Da dove vengono i personaggi dei sogni? Intendo dire non quelli che, più o meno vagamente e fedelmente, raffigurano i personaggi della nostra vita diurna, ma gli altri, gli ignoti. E alcuni (ad es. quella suora della cattedrale) hanno un carattere ben delineato, umano. Sono vere e proprie creazioni artistiche. (Morante 1990 : 1993)
4. CONCLUSIONE
Seguendo questi due percorsi del diventare autrici/autori abbiamo cercato di tessere dei rapporti tra la riflessione autobiografica, la scomposizione e ricomposizione delle filiazioni biografiche e l'emergere di altre filiazioni, immaginarie, letterarie e simboliche. Il romanzo di Aleramo mette in luce chiaramente in che modo il divenire scrittrice implichi una serie di rotture con ruoli e identità, e l'istituzione di nuove relazioni al di fuori di dipendenze e schemi. Anche per Morante diventare autore significa quindi ricomporre la memoria autobiografica dove si iscrivono la trasmissione, la nascita, le relazioni costitutive dell'Io, e la trama dei desideri, dei paesaggi interiori del corpo erotico, le figure genitrici diventano figure simboliche tramite una serie di trasformazioni e innesti che fanno del materiale autobiografico materiale romanzesco, delle identificazioni primarie gli 'ignoti personaggi' generati dall'alta fantasia del poeta, e ospiti del romanzo cattedrale.
Riferimenti bibliografici
Aleramo, Sibilla (1977). Una donna (1906), Milano : Feltrinelli.
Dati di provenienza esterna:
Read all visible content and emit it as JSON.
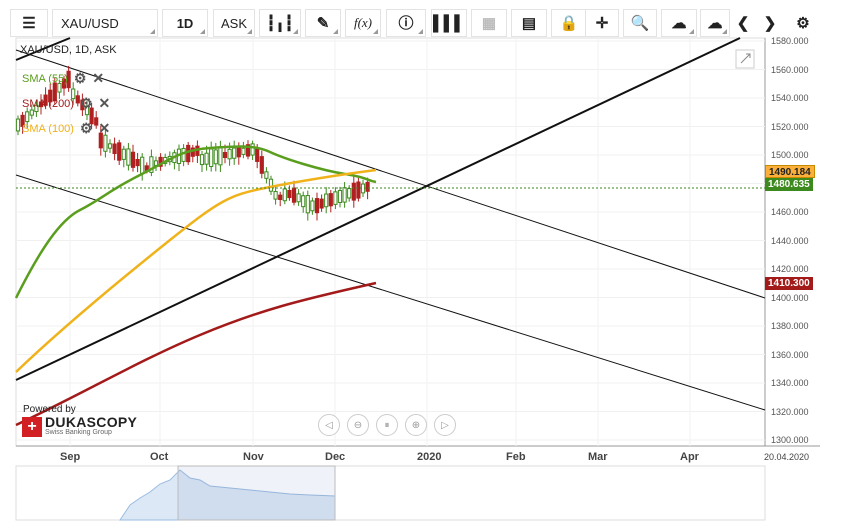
{
  "toolbar": {
    "menu_icon": "hamburger-icon",
    "symbol": "XAU/USD",
    "period": "1D",
    "side": "ASK",
    "buttons": [
      "candles-icon",
      "draw-icon",
      "fx-icon",
      "info-icon",
      "bars-icon",
      "calendar-icon",
      "save-layout-icon",
      "lock-icon",
      "crosshair-icon",
      "zoom-icon",
      "cloud-upload-icon",
      "cloud-download-icon",
      "chevron-left-icon",
      "chevron-right-icon",
      "gear-icon"
    ],
    "fx_label": "f(x)"
  },
  "instrument_label": "XAU/USD, 1D, ASK",
  "indicators": [
    {
      "label": "SMA (55)",
      "color": "#5a9e1e"
    },
    {
      "label": "SMA (200)",
      "color": "#a31a1a"
    },
    {
      "label": "SMA (100)",
      "color": "#f0b21a"
    }
  ],
  "branding": {
    "powered": "Powered by",
    "name": "DUKASCOPY",
    "sub": "Swiss Banking Group"
  },
  "price_axis": [
    "1580.000",
    "1560.000",
    "1540.000",
    "1520.000",
    "1500.000",
    "1480.000",
    "1460.000",
    "1440.000",
    "1420.000",
    "1400.000",
    "1380.000",
    "1360.000",
    "1340.000",
    "1320.000",
    "1300.000"
  ],
  "price_tags": [
    {
      "value": "1490.184",
      "color": "#f0a500"
    },
    {
      "value": "1480.635",
      "color": "#3c8a1e"
    },
    {
      "value": "1410.300",
      "color": "#a31a1a"
    }
  ],
  "time_axis": [
    "Sep",
    "Oct",
    "Nov",
    "Dec",
    "2020",
    "Feb",
    "Mar",
    "Apr"
  ],
  "date_label": "20.04.2020",
  "colors": {
    "bull": "#3c8a1e",
    "bear": "#b02020",
    "sma55": "#5a9e1e",
    "sma100": "#f0b21a",
    "sma200": "#a31a1a"
  }
}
Bono, Paola/Fortini, Laura, Eds. (2007). Il romanzo del divenire, Roma : Iacobelli.
Cixous, Hélène (1990). Jours de l'an. Paris : Éditions des femmes.
De Ceccaty, René (2004). Sibilla Aleramo. Nuit en pays étranger, Paris : Éditions du rocher.
Morante, Elsa (1988). Opere Complete vol. I. Eds. Carlo Cecchi / Cesare Garboli (I Meridiani), Milano : Mondadori.
Morante, Elsa (1990) Opere Complete vol. II. Eds. Carlo Cecchi / Cesare Garboli (I Meridiani), Milano : Mondadori.
Noudelmann, François (2004). Pour en finir avec la généalogie, Paris : Éditions Léo Scheer.
Ramond, Michèle/Rodriguez, Béatrice, Éds. (2008). Les femmes et la filiation, Paris : Indigo.